In the fresh autumn chill of Santa Fe, New Mexico, I recently participated in a meaningful team building exercise with several colleagues from i.d.e.a. The experience was a profound reminder of the power of truth. We shed our professional personas and embraced vulnerability through truthful sharing in order to strengthen the trust we have in one another.
Of course honesty is an important trait in our personal lives and professional aspirations. Most people have experienced when the lack of honesty has led to the downfall of something important, such as a close relationship.
But truth also has an intrinsic importance in what we do as marketers. For example, there are rules against making invalid product claims, and brands want to live up to the images they portray. There are also billions of dollars transacted every year between media buyers and sellers that are rooted in metrics such as Nielsen ratings, audited print circulations, digital audience measurement, etc. that are critical to the allocation of these media dollars. The industry depends on truthful accounts of the metrics or the transactions would collapse from lack of trust. Although the systems aren’t perfect, the fact that they endeavor to be is an important base to work from.
In addition to truthful portrayals of what we advertise and accurate assessments of the media allocations, the intended connection to a brand’s target audience must also come from a place of truth. A brand should be authentic in its approach to the target, connecting at a meaningful level that instills trust between consumer and brand. Without trust, customer acquisition is difficult especially when they generally have so many choices for a similar product or service. To accomplish this level of trust, brands need to develop a deep understanding of their target audience. Who are they? What are their affinities? How do they consume media? What is important to them? Understanding core truths about a target enables the brand to connect with them in relevant ways, both creatively and through appropriate media placements.

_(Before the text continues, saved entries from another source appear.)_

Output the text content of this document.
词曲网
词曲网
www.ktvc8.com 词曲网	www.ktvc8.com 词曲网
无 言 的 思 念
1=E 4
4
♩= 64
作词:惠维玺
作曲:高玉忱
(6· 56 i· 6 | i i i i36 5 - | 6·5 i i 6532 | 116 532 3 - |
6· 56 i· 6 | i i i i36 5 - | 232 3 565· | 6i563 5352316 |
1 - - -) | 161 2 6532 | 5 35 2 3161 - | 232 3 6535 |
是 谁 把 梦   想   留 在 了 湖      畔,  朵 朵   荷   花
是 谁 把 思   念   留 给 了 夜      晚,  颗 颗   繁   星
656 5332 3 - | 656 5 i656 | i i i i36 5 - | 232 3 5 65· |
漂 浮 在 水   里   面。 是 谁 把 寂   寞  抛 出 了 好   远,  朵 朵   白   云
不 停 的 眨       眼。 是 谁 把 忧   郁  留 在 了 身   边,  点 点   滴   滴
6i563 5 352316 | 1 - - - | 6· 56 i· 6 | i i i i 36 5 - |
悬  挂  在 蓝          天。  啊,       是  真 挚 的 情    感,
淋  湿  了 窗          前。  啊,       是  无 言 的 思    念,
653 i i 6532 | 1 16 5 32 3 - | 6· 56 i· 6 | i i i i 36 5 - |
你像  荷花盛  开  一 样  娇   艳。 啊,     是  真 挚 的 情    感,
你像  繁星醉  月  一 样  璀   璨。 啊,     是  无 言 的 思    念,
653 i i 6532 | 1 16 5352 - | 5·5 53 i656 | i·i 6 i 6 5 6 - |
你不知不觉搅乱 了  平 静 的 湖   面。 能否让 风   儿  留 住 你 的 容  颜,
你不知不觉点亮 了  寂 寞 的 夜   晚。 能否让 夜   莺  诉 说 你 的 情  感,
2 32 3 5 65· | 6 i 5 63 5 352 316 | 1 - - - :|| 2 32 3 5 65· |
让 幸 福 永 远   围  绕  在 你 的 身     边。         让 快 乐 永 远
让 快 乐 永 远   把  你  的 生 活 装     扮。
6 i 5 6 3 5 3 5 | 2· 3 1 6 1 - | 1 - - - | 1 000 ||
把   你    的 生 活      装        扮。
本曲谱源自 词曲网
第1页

Use of social media by a brand is an intentional act of vulnerability because control of the brand’s reputation can transfer to their customers, facilitated by the two-way dialogue that social media provides. Brands can learn something important from critical customer posts that might drive advantageous business decisions in the future. Thus, embracing vulnerability can be a meaningful path to truth that instills greater trust between brand and consumer.
1) Outcries from customers about the quantity of an ingredient on a new burger that resulted in the retooling of the product and improved sales.
2) Strong pleas for expansion into a specific market that yielded new consideration of restaurants there when none had otherwise been planned.
So, maybe it was the high altitude in Santa Fe playing with my mind or the soul baring exercise between colleagues – either way, I came away with a deeper appreciation for the power of truth in all that we do, both personally and as professional marketers.